Distributed Computing aims at achieving higher execution speed than the one obtainable with uniprocessor system by exploiting the collaboration of multiple computing nodes interconnected in some fashion. The idea has been to partition a uniprocessor computing load into multiple units of execution and assigning them to the various processing nodes. The best possible speed up will obviously be obtained if the various partitions of the given computational task can run independently in parallel. However, since the various partitions of the task collaborate to achieve a common objective, the requirement of communication/interaction among these units of the given task can hardly be avoided. Hence, the idea of distributed computing can be characterized by the following:

a)      Partitioning and allocation of units of a task to various processing nodes of the system so as to achieve speed up.

b)      The processing nodes of the system must be sharing the computational load of the system so as to be able to provide proper execution characteristics. All the processing nodes must be made busy as much as possible by receiving and executing multiple tasks.

This research considers the efforts made in both of the above said directions to identify an appropriate way of distributing the computational load across the processing nodes to achieve higher system throughput characteristics in terms of number of tasks executed per unit time.

 

l        Multiple Task Allocation and Load Balancing in a Distributed Computing System (DCS)

 

A Distributed Computing System (DCS) is a network of workstations, personal computers and/or other computing systems. Such a system may be heterogeneous in the sense that the computing nodes may have different speeds and memory capacities. A DCS accepts tasks from users and executes different modules of these tasks on various nodes of the system. Various modules of a task have a precedence relation depicted by its task graph and their communicational requirements are given by the Inter Module Communication (IMC) matrix. A good number of task allocation algorithms have been proposed in the literature. These algorithms allocate a given task with their modules on to the DCS nodes and aim to minimize the turn around time of the given task. Such algorithms do not consider (both) the number of modules that can be accepted by the individual computing nodes and the memory capacity of the nodes. Factually, in DCS the nodes may share some specified load within their memory capacity constraints. Further the above mentioned algorithms consider only one given task. In this research we are considering the number of modules that can be accepted by individual nodes along with their memory capacities and arrival of multiple disjoint tasks to the DCS from time to time. We propose an algorithm that will allocate one or more tasks in the DCS when the allocator is invoked. This algorithm allocates the modules of the tasks, one at a time that will result in increased throughput of the system as well. Finally, there may be a situation that the given task is not allocated at all due to the high memory requirements of one or more modules of the task.

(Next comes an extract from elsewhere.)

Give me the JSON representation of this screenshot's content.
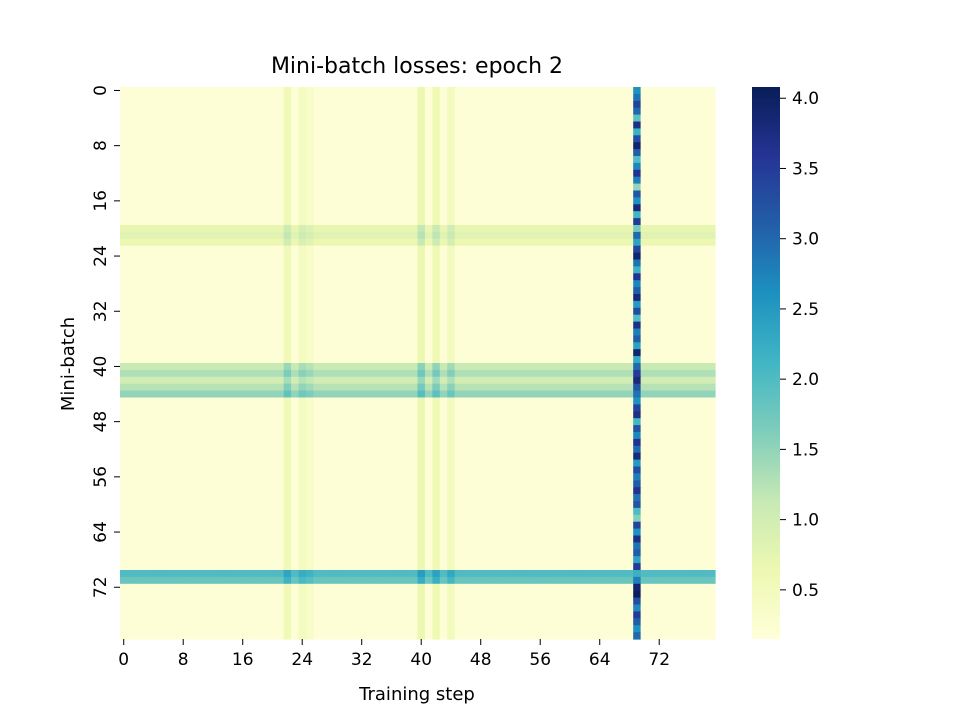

As it is a NP-Hard problem, still, algorithms proposed in the literatures with many heuristics are good to provide near optimal or sub optimal solutions. So research is still going on to find the best optimal solution for the purpose. The present research lies on developing efficient parallel/distributed algorithms for the purpose.

 

 

l        Evolutionary algorithm based load balancing Task Allocation

To solve the above cited problem we consider using evolutionary algorithm such as GA, ant colony optimization, simulated annealing etc. in our research. A method based on genetic algorithm is already developed by us which is memory efficient and give an optimal solution of the problem. The given simulation results also show significant achievement in this regard. However, the algorithm we have proposed is sequential in nature and experimental studies and the experimental studies has been conducted on a single PC, thus the present research lies on developing parallel and distributed algorithm for the same purpose using GA for a real test bed of DCS and comparing its efficiency with other existing algorithm for the same such as greedy heuristic based MIN-MIN, MIN-MAX and A* based algorithms.